И за мной волочились такие печали,

словно вдоль этих пальм транссибирский состав,

и о валенок валенком бабы стучали,

у Колумбовой статуи в очередь встав.

И за мной сквозь магнолийные авениды, словно стольких страданий народных послы, вдовы, сироты, раненые, инвалиды снег нетающий русский на лицах несли.

На прилавках омары клешнями ворочали, ананасы лежали горой в холодке, и не мог я осмыслить, что не было очереди, что никто номеров не писал на руке.

Но сквозь всё, что казалось экзотикой, роскошью и просилось на плёнку цветную, мольберт, проступали, как призраки, лица заросшие с жалкой полуиндеинкой смазанных черт.

Гной сочился из глаз под сомбреро соломенными.

Налетели, хоть медной монеты моля, крючковатые пальцы с ногтями обломанными, словно птицы хичкоковские, на меня.

Я был белой вороной.

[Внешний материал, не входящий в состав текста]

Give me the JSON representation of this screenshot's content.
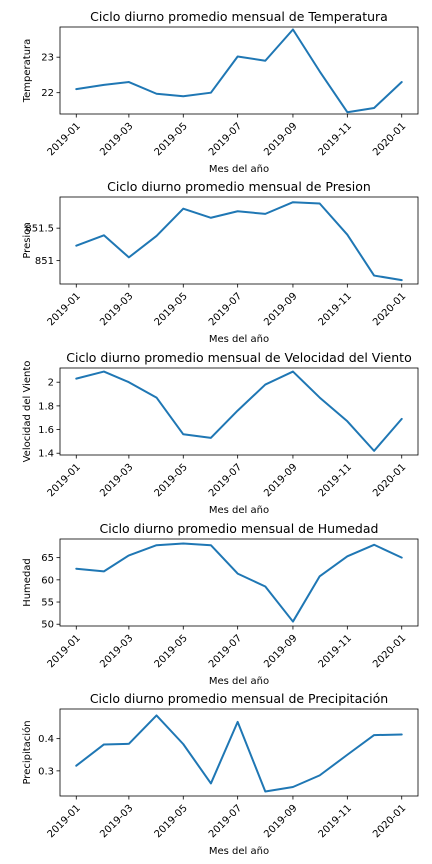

Я был иностранец, и меня раздирали они на куски. Мне почистить ботинки все дети старались, и все шлюхи тащили меня под кусты.

И, как будто бы сгусток вселенских потёмок, возле входа в сверкавший гостиничный холл, гаитянский, сбежавший сюда негритёнок мне пытался всучить свой наивнейший холст.

Как, наверное, было ему одиноко, самоучке неполных шестнадцати лет, если он убежал из страны Бэби Дока в ту страну, где художника сытого нет.

До чего довести человечество надо, до каких пропастей, сумасшедших палат, если люди сбегают с надеждой из ада, попадая в другой безнадежнейший ад!

Здесь агрессия бедности в каждом квартале окружала меня от угла до угла. За рукав меня дёргали, рвали, хватали, и погоня вконец извела, загнала.